For our next stop on the Chicago White Sox's Can't-Do Attitude Tour, we turn to Tyler Flowers.
"Can't-do" doesn't apply to Flowers personally, mind you. He has exceeded just about everybody's expectations thus far, as he's hitting .273/.375/.473, with six of his 15 hits going for extra bases. Every time he appears set to crash -- such as a pair of silver sombreros against the Angels -- he bounces back.
Flowers even earned the A.J. Pierzynski Badge by catching a day game after a night game this weekend. He was on the receiving end of two great starts, and he hit the White Sox's first grand slam of the season in the series finale.
I bring up Flowers because he's doing the kinds of things that made Pierzynski irreplaceable in the minds and hearts of the people in and around the Sox. Hawk Harrelson is the chief cheerleader for Pierzynski's smarts, and many consider him the hardest White Sox player to replace. Kenny Williams has said he was uncomfortable with giving the team a rookie catcher; they re-signed Ramon Castro because they didn't want a rookie to be Plan B in the event of a Pierzynski injury.
Mark Buehrle, in particular, was adamant that a rookie catcher could hamper a veteran pitching staff. From the Sun-Times on Feb. 22, 2010:
''We can tell them, 'Hey, [Pierzynski] makes our team better, we want him back,''' Buehrle said. ''Tell them that if we go with Flowers, he's a young guy who has to learn a whole new pitching staff. In the long run, though, it's a business, and they're not going to listen to us all the time. I think everyone here would like to have him back. I know I would.''
Well, in Flowers' 15 starts this season, the White Sox are 9-6. He owns a 3.38 catcher's ERA, compared to Pierzynski's 3.74. Among the notches in his chest protector:
- John Danks' best start of the year (Aug. 27).
- Jake Peavy's best start since April (Aug. 7).
- Back-to-back high-quality outings by Gavin Floyd (Aug. 21 and Aug. 28)
Don't take the particulars too seriously. For one, catcher's ERA is a sketchy-at-best stat, and Flowers has to play a solid month before his sample can be deemed even slightly comparable.
And most of all, I don't care to make this a Pierzynski vs. Flowers battle, because I'd still go with Pierzynski if I needed one catcher for the rest of the season. Flowers' problems with contact can sink him in a hurry, and the Sox need left-handedness with Adam Dunn on bedrest.
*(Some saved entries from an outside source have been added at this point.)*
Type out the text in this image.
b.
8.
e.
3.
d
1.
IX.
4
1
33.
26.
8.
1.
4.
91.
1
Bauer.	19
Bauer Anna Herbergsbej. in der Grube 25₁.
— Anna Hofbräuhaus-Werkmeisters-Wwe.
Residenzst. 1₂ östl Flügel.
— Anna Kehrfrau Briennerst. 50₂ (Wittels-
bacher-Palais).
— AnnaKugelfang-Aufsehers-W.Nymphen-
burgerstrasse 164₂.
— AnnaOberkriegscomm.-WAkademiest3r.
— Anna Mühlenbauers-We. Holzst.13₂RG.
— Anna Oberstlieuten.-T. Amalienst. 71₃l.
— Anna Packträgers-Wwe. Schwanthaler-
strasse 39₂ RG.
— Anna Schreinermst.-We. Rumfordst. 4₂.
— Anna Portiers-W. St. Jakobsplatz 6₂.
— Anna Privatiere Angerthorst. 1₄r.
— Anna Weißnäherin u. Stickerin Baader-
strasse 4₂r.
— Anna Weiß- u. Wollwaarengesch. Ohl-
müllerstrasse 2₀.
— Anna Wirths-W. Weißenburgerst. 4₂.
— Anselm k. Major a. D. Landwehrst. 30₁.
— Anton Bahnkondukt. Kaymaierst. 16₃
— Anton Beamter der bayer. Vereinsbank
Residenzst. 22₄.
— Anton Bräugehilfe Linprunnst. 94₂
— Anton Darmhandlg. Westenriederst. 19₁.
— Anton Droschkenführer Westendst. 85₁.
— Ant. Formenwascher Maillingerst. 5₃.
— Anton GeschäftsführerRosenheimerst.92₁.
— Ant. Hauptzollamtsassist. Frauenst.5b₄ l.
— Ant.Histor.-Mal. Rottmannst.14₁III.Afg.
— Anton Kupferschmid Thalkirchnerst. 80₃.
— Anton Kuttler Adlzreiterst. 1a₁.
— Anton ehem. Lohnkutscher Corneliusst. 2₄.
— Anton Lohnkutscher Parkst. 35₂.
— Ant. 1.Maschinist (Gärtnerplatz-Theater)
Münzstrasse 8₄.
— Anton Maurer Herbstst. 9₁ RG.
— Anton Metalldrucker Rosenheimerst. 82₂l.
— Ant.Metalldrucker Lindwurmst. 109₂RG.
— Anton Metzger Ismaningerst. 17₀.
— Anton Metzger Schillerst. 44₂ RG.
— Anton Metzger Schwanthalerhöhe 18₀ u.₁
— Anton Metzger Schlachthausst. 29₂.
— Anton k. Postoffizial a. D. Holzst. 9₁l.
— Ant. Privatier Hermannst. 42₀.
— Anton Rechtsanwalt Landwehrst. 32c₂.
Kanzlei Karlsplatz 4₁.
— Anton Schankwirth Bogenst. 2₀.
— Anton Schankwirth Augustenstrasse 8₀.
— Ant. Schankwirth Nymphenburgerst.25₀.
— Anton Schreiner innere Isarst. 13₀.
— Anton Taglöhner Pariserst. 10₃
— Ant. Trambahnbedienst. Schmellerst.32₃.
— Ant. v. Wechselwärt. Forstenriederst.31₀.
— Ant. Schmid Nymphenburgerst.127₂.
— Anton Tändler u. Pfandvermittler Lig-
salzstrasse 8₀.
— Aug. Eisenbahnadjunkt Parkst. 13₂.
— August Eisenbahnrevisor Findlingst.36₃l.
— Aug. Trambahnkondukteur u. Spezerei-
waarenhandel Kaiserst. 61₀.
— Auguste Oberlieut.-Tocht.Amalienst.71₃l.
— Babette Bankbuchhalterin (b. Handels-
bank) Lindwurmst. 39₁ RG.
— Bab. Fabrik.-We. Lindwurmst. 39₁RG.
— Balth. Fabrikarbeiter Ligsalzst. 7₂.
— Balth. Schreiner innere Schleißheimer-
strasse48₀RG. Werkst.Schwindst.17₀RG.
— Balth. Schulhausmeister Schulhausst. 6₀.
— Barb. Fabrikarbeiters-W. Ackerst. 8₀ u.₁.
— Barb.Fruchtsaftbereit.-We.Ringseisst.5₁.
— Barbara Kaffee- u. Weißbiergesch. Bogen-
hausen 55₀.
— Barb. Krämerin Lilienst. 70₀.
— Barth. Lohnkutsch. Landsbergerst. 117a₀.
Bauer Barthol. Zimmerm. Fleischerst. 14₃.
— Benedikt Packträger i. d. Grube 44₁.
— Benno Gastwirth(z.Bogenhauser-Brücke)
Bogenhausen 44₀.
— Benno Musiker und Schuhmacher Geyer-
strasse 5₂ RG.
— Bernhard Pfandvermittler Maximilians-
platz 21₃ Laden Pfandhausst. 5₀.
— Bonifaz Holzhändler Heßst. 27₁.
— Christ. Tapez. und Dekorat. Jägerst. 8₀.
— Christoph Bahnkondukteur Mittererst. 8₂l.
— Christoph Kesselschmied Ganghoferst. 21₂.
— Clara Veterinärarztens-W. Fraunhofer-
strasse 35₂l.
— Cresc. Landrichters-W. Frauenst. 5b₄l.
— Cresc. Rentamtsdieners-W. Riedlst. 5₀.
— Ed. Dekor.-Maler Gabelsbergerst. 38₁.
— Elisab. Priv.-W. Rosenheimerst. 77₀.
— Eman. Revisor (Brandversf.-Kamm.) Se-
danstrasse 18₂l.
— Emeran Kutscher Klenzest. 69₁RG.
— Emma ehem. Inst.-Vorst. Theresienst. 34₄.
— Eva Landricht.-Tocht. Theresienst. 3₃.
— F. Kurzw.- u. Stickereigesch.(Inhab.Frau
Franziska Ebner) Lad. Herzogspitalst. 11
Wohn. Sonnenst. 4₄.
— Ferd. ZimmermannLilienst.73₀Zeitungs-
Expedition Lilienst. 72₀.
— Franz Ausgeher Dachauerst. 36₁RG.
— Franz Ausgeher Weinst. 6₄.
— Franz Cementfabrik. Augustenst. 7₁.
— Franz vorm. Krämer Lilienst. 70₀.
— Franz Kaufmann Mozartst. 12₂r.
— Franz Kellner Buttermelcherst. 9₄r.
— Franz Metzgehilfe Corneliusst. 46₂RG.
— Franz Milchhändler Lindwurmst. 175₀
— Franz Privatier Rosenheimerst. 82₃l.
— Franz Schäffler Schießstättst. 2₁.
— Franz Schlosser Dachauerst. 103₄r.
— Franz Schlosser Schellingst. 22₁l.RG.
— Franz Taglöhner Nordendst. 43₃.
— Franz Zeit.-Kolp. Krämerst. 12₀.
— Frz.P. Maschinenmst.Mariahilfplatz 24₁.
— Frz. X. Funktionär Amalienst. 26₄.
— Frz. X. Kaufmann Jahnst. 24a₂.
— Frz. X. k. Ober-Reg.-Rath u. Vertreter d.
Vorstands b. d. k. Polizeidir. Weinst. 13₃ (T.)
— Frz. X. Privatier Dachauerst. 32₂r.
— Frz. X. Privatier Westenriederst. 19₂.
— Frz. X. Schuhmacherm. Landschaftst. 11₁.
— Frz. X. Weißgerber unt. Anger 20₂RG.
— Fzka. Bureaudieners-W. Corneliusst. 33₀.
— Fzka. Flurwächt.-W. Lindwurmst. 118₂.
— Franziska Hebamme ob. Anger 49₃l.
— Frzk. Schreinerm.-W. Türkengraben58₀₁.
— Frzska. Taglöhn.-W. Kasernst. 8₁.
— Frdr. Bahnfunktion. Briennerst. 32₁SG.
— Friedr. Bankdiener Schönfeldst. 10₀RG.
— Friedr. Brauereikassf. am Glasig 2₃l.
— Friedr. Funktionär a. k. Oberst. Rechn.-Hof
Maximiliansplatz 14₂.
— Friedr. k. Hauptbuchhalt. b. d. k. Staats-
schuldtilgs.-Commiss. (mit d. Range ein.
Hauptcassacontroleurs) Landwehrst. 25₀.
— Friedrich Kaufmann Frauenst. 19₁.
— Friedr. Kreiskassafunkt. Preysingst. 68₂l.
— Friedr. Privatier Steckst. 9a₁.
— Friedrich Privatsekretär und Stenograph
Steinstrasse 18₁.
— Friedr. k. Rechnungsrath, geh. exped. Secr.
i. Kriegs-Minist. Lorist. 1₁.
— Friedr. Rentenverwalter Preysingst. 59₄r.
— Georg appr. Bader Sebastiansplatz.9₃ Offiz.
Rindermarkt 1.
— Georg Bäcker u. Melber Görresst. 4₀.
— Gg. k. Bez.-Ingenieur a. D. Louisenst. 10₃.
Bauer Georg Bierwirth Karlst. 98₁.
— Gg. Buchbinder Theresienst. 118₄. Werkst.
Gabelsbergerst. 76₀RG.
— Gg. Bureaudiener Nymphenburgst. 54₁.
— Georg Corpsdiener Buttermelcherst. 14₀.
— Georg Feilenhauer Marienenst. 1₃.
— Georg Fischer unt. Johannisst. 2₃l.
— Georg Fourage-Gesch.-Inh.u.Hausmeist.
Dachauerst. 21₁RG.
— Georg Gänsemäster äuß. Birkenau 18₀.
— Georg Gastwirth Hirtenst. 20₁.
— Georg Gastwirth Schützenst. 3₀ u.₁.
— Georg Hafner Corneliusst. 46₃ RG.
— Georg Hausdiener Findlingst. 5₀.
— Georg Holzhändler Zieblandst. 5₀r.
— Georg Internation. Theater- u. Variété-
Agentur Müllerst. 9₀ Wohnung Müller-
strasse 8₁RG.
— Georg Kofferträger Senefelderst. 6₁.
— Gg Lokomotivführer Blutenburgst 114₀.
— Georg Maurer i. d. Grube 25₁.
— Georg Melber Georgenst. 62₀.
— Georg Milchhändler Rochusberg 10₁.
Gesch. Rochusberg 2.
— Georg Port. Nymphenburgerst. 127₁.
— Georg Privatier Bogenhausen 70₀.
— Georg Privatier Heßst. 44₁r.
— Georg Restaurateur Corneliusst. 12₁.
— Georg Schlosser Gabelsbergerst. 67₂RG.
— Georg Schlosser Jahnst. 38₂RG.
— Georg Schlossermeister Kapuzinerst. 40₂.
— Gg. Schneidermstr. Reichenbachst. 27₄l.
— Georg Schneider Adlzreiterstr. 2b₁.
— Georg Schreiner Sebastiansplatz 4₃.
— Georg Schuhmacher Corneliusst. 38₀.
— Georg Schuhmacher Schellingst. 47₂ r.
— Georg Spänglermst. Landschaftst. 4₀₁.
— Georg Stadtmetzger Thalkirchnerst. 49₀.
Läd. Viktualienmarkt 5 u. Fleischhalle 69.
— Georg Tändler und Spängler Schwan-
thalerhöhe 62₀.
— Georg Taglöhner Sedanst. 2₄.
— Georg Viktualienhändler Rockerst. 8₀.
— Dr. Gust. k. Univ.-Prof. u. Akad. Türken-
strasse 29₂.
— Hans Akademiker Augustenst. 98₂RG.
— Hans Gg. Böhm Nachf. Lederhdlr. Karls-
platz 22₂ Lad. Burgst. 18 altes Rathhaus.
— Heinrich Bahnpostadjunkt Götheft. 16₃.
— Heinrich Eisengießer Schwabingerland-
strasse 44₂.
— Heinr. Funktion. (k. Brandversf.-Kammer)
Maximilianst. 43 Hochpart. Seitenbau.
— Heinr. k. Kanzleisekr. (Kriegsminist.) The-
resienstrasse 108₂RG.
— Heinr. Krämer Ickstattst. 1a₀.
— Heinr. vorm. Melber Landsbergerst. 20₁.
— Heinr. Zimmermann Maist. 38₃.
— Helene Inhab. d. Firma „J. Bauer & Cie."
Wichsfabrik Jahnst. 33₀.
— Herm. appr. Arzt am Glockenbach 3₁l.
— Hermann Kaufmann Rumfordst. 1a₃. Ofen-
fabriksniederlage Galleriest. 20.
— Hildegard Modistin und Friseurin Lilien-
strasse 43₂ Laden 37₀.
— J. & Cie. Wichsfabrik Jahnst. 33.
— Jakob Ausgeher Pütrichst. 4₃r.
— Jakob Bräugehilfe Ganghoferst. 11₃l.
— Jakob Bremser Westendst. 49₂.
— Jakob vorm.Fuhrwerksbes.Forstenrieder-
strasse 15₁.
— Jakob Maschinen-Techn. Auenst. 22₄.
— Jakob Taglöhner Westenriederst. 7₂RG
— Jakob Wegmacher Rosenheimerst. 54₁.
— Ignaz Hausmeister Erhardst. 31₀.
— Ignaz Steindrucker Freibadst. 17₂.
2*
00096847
But it's important to note what Flowers is doing for posterity. Pierzynski's had the position in a headlock since he came to Chicago; in fact, he's the team's only catcher for an entire generation of Sox fans. Before his injury, you had to go back to 2006 to find a time when Pierzynski missed two consecutive regularly scheduled games. No matter how bad he's been -- and he's been outright terrible at times with his swing-at-everything approach -- Guillen feels compelled to write his name in the lineup card because of Pierzynski's veteran presence.
Granted, some of it's been due to the lack of a credible backup, but that doesn't explain all of it. Even when Ramon Castro became Ramon Blastro while Pierzynski 4-3'd himself into the ground last year, Castro couldn't club his way into starting two games in a row. Not even once. Guillen can't bench Pierzynski for even a short spell. Intangibles were cited as the official reason; Guillen's reluctance to upset a veteran or consider changing a "role" is more likely.
Pierzynski's injury allowed Flowers to establish a precedent. We've been told the Sox can't do without A.J., but we can point to this three-game sweep and say the pitching staff will not disband if somebody besides Pierzynski catches consecutive games. Pierzynski probably can game-call circles around Flowers, but Flowers found a way to catch two dandy starts, and he guided Jake Peavy to victory when he didn't have all his pitches. The Sox have options, even though they seem averse to them.
This will be more of an issue next season, when Flowers is the presumptive backup to Pierzynski for a full slate. Pierzynski didn't handle his contract year well in 2010, and he pinned his miserable start on his uncertain future. Should similar pressures sink Pierzynski for a month or two in 2012, there's finally ironclad proof that the Sox can survive without him for a few days.